As Frieden pointed out Monday, "we've already cared for other patients with Ebola in this country without infections," alluding to the Americans diagnosed in Africa but treated and released here. But if anything, Duchin says, through these first cases, "we're learning that we don't have a lot of experience with Ebola patients."

Pham is the second person to have caught the virus outside of Africa. The first was the Spanish nurse's assistant Teresa Romero who was diagnosed earlier this month after caring for an infected Spanish missionary patient who died. She reports accidentally brushing her face with a contaminated glove, which might have transmitted the virus to her.
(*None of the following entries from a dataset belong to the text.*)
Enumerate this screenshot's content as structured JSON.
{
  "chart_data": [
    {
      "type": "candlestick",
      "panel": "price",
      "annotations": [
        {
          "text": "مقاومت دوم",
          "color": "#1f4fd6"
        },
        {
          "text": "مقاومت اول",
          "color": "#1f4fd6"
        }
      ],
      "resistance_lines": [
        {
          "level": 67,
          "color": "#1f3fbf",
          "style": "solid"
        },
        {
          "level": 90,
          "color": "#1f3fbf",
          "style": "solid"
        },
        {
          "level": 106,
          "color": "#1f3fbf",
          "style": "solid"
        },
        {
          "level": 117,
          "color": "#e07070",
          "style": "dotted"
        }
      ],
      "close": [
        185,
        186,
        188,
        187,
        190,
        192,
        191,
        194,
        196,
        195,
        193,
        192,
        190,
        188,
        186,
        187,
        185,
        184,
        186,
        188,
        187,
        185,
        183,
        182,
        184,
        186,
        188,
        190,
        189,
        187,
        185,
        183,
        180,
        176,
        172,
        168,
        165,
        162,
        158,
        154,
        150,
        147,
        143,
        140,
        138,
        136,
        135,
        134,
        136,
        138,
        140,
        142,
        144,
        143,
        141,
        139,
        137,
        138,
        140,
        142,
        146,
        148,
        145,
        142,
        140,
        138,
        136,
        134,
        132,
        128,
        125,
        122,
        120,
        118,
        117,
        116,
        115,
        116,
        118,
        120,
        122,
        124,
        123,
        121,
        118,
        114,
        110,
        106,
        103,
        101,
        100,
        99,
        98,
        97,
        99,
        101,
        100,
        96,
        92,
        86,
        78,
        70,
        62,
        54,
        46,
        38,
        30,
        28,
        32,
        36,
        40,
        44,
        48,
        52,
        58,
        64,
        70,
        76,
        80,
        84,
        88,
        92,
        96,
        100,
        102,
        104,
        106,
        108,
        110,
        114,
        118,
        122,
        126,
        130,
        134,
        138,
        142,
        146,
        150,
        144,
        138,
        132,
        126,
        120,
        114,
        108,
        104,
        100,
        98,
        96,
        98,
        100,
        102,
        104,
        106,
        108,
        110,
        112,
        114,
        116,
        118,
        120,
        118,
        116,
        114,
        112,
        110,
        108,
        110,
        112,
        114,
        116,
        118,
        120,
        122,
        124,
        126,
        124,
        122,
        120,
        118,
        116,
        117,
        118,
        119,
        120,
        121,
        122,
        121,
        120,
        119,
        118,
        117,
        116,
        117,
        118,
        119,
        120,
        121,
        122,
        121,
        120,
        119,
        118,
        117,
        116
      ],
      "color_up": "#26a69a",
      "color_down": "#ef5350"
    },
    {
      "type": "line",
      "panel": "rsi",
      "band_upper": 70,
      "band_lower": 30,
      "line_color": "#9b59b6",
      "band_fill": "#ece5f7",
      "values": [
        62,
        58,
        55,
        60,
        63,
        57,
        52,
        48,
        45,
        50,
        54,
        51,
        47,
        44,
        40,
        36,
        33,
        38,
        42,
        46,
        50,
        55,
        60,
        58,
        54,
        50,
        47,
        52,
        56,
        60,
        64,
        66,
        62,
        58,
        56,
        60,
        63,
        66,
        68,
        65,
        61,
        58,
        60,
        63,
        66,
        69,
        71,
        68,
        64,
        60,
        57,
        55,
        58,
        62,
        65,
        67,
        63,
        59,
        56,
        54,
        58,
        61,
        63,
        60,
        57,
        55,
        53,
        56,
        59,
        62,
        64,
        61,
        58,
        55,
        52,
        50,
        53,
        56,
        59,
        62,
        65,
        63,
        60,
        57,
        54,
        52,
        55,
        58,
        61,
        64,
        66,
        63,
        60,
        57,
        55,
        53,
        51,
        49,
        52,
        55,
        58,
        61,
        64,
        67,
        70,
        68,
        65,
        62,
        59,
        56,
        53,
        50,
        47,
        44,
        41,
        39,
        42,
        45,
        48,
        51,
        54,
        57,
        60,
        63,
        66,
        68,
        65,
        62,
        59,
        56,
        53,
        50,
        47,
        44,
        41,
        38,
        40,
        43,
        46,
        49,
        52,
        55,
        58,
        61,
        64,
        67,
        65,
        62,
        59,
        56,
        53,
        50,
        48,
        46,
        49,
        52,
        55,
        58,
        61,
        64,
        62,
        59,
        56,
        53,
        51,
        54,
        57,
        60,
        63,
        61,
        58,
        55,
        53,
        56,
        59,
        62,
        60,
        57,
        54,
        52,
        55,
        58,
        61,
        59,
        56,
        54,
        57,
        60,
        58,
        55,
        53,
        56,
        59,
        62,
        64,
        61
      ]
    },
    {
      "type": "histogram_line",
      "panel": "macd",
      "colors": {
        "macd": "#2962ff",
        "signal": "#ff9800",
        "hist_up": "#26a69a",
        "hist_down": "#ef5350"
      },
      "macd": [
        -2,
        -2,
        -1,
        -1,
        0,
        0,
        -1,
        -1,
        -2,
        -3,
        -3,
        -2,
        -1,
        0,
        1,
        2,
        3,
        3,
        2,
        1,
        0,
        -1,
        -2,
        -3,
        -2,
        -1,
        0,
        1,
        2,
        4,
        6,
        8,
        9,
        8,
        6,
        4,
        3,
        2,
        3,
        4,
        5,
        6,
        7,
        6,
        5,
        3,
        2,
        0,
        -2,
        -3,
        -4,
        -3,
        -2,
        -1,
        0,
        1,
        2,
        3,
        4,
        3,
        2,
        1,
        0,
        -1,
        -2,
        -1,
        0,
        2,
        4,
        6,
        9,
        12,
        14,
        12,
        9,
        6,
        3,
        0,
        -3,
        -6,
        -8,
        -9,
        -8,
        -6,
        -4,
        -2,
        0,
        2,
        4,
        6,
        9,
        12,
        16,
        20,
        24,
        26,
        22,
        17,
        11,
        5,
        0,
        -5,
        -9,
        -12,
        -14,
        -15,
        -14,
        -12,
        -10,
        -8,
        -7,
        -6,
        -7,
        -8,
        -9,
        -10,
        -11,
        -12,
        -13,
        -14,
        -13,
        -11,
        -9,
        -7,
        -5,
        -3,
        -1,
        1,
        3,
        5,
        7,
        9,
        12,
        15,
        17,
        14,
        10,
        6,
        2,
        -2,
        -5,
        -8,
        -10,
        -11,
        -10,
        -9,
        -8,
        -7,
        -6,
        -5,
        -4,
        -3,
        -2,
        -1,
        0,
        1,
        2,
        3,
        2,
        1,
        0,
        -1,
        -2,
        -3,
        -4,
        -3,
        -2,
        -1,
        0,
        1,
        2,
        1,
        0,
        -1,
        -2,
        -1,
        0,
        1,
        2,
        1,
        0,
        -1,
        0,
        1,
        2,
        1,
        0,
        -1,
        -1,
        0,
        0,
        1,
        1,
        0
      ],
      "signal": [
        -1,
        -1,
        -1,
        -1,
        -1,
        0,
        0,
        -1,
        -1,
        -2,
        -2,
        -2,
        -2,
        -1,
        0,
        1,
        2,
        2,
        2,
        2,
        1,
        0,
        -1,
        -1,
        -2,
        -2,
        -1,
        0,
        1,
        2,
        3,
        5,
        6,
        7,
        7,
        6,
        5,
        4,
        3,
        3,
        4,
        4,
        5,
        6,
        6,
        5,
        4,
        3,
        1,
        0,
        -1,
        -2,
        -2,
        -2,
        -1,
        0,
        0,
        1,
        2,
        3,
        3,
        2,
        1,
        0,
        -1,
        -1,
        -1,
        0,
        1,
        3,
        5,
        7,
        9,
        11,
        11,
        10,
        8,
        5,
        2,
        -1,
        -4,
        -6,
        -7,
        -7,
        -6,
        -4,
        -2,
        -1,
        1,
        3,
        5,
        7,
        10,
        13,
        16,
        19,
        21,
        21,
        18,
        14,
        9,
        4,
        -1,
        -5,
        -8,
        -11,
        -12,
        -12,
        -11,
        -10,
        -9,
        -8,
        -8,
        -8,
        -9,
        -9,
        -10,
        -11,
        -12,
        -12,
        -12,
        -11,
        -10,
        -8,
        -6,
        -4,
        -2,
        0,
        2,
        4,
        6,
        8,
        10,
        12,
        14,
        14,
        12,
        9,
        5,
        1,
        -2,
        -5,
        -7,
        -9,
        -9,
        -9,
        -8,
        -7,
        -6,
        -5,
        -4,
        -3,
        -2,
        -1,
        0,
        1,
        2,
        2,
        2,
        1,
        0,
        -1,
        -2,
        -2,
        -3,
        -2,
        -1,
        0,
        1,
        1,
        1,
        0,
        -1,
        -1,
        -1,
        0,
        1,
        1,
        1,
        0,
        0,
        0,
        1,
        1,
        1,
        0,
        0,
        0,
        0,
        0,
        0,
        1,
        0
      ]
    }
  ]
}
Pham was reported to be in good condition as of Tuesday evening. She brought herself into the emergency room over the weekend after noticing a low-grade fever on Friday. Such self-reporting was requested of all workers who cared for Duncan while he was in isolation.

Infectious disease experts have determined only one possible at-risk contact from before Pham went into isolation. And, as Frieden noted Monday, that was very early on in her illness when she would have been less likely to transmit the virus. Once a patient becomes sicker—as Duncan, the index patient was on his admission into isolation—the quantities of virus in that person's bodily fluids rise, making them more infectious.

Frieden said he "would unfortunately not be surprised if we did see additional cases in the healthcare workers who also provided care to the index patient." But, he noted, for those outside of the direct contact circles the CDC is actively monitoring in Dallas, unless you travel to west Africa, there is currently no risk of others in the U.S. contracting the disease.